I slowly walked through the field of grass, stone and flower toward my destination, noticing the hot sun on my neck and cool breeze on my face. When I finally reached what I was looking for, I sat down crisscross-applesauce laying the flowers in front of me.

“Hey, Mom” I said slowly, wishing she could hear me – wishing I didn’t have to be sitting in front a grave stone to talk to her.

“It’s almost June now. I know that you always loved the whether at the end of May. It’s beautiful today; your absolute favorite kind of day. You probably would’ve insisted that we have a picnic or something…” I trailed off, trying to think of where to begin.

“I miss you, Mommy; so, so much. I’m so sorry it’s been so long since I came to see you, but I was scared. Actually, I did come a few times. I would sit over there in that gravel parking lot and try to think of what to say to you, but I would never be able to work up the courage to actually get out of the car… I was scared because… I need your advice. I need you to talk to – you to tell me what to do. And that scared me because you can’t. You’re always the one I went to when ever I needed help. You always had the answers. But you can’t give me the answers anymore, and that scared – still scares – the hell out of me.” I paused for a moment, feeling my eyes begin to sting.

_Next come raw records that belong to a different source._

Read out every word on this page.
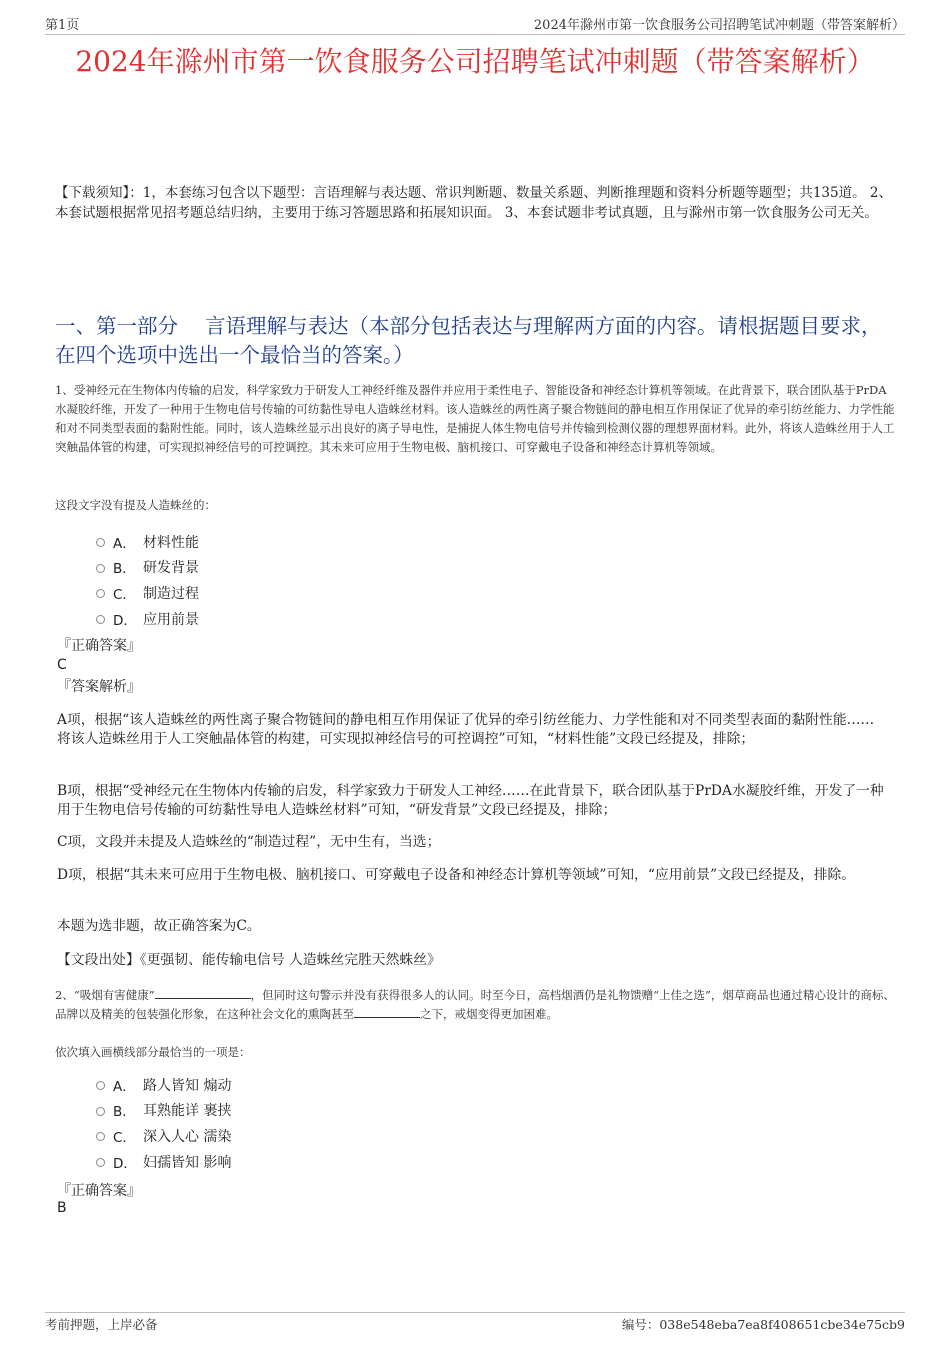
第1页	2024年滁州市第一饮食服务公司招聘笔试冲刺题（带答案解析）
2024年滁州市第一饮食服务公司招聘笔试冲刺题（带答案解析）
【下载须知】：1，本套练习包含以下题型：言语理解与表达题、常识判断题、数量关系题、判断推理题和资料分析题等题型；共135道。 2、本套试题根据常见招考题总结归纳，主要用于练习答题思路和拓展知识面。 3、本套试题非考试真题，且与滁州市第一饮食服务公司无关。
一、第一部分　 言语理解与表达（本部分包括表达与理解两方面的内容。请根据题目要求，在四个选项中选出一个最恰当的答案。）
1、受神经元在生物体内传输的启发，科学家致力于研发人工神经纤维及器件并应用于柔性电子、智能设备和神经态计算机等领域。在此背景下，联合团队基于PrDA水凝胶纤维，开发了一种用于生物电信号传输的可纺黏性导电人造蛛丝材料。该人造蛛丝的两性离子聚合物链间的静电相互作用保证了优异的牵引纺丝能力、力学性能和对不同类型表面的黏附性能。同时，该人造蛛丝显示出良好的离子导电性，是捕捉人体生物电信号并传输到检测仪器的理想界面材料。此外，将该人造蛛丝用于人工突触晶体管的构建，可实现拟神经信号的可控调控。其未来可应用于生物电极、脑机接口、可穿戴电子设备和神经态计算机等领域。
这段文字没有提及人造蛛丝的：
A． 材料性能
B． 研发背景
C． 制造过程
D． 应用前景
『正确答案』
C
『答案解析』
A项，根据“该人造蛛丝的两性离子聚合物链间的静电相互作用保证了优异的牵引纺丝能力、力学性能和对不同类型表面的黏附性能……将该人造蛛丝用于人工突触晶体管的构建，可实现拟神经信号的可控调控”可知，“材料性能”文段已经提及，排除；
B项，根据“受神经元在生物体内传输的启发，科学家致力于研发人工神经……在此背景下，联合团队基于PrDA水凝胶纤维，开发了一种用于生物电信号传输的可纺黏性导电人造蛛丝材料”可知，“研发背景”文段已经提及，排除；
C项，文段并未提及人造蛛丝的“制造过程”，无中生有，当选；
D项，根据“其未来可应用于生物电极、脑机接口、可穿戴电子设备和神经态计算机等领域”可知，“应用前景”文段已经提及，排除。
本题为选非题，故正确答案为C。
【文段出处】《更强韧、能传输电信号 人造蛛丝完胜天然蛛丝》
2、“吸烟有害健康”	，但同时这句警示并没有获得很多人的认同。时至今日，高档烟酒仍是礼物馈赠“上佳之选”，烟草商品也通过精心设计的商标、品牌以及精美的包装强化形象，在这种社会文化的熏陶甚至	之下，戒烟变得更加困难。
依次填入画横线部分最恰当的一项是：
A． 路人皆知 煽动
B． 耳熟能详 裹挟
C． 深入人心 濡染
D． 妇孺皆知 影响
『正确答案』
B
考前押题，上岸必备	编号：038e548eba7ea8f408651cbe34e75cb9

“But… that’s no excuse for not coming to see you for nearly seven months. I feel terrible.” I felt a tear roll down my cheek. I stopped, wondering if I could do this; if I could talk to her like I always did, but without her helping me through it. I took a deep breath, deciding that I had to. She deserved that much.

“A few days after I came the last time, I was surfing. That beach reminds me so much of the one where… Well, it’s not a good reminder, but it’s still my favorite beach. It has these rocks that are a lot like the ones at that beach. Anyway, I was sitting on my board thinking about you. Thinking about that picnic you took Dana and me on just before… Well, when I looked up I saw something by the rocks. I was so scared, Mommy. It was so much like that day; there was a lot of blood in the water. When I swam over, I found a guy in the water. I thought he might be dead. His head was bleeding so badly, and he was unconscious. I brought him to the beach and he wasn’t breathing. I swear Mom, there’s only one time I’ve ever been more scared than I was then. The group came over to help. You remember them, right? They miss you too, especially Val. I mean you were practically her second mother… Parker saved the guy, because he’s the best at CPR. I helped, I guess, but I think it was all him.” They all still call me a hero, for saving Cole, but really, in my opinion, it was Parker who really saved him. All I did was find him.

“Anyway, when he woke up he was a complete jerk. I took him to the hospital though. His name is Cole, by the way. When I asked him what happened he told me he had been running from a dog and fell off the cliff. Can you believe that? Anyways, I ended up having to drive him home, but because he wasn’t sure how to get to his aunt and uncle’s house and because neither of us had working phones, I ended up bringing him home to stay at our house for the night. And, well we’ve been friends ever since.” I smiled, thinking about some of the good times we’ve had, but then I frowned thinking about the not-so-good times.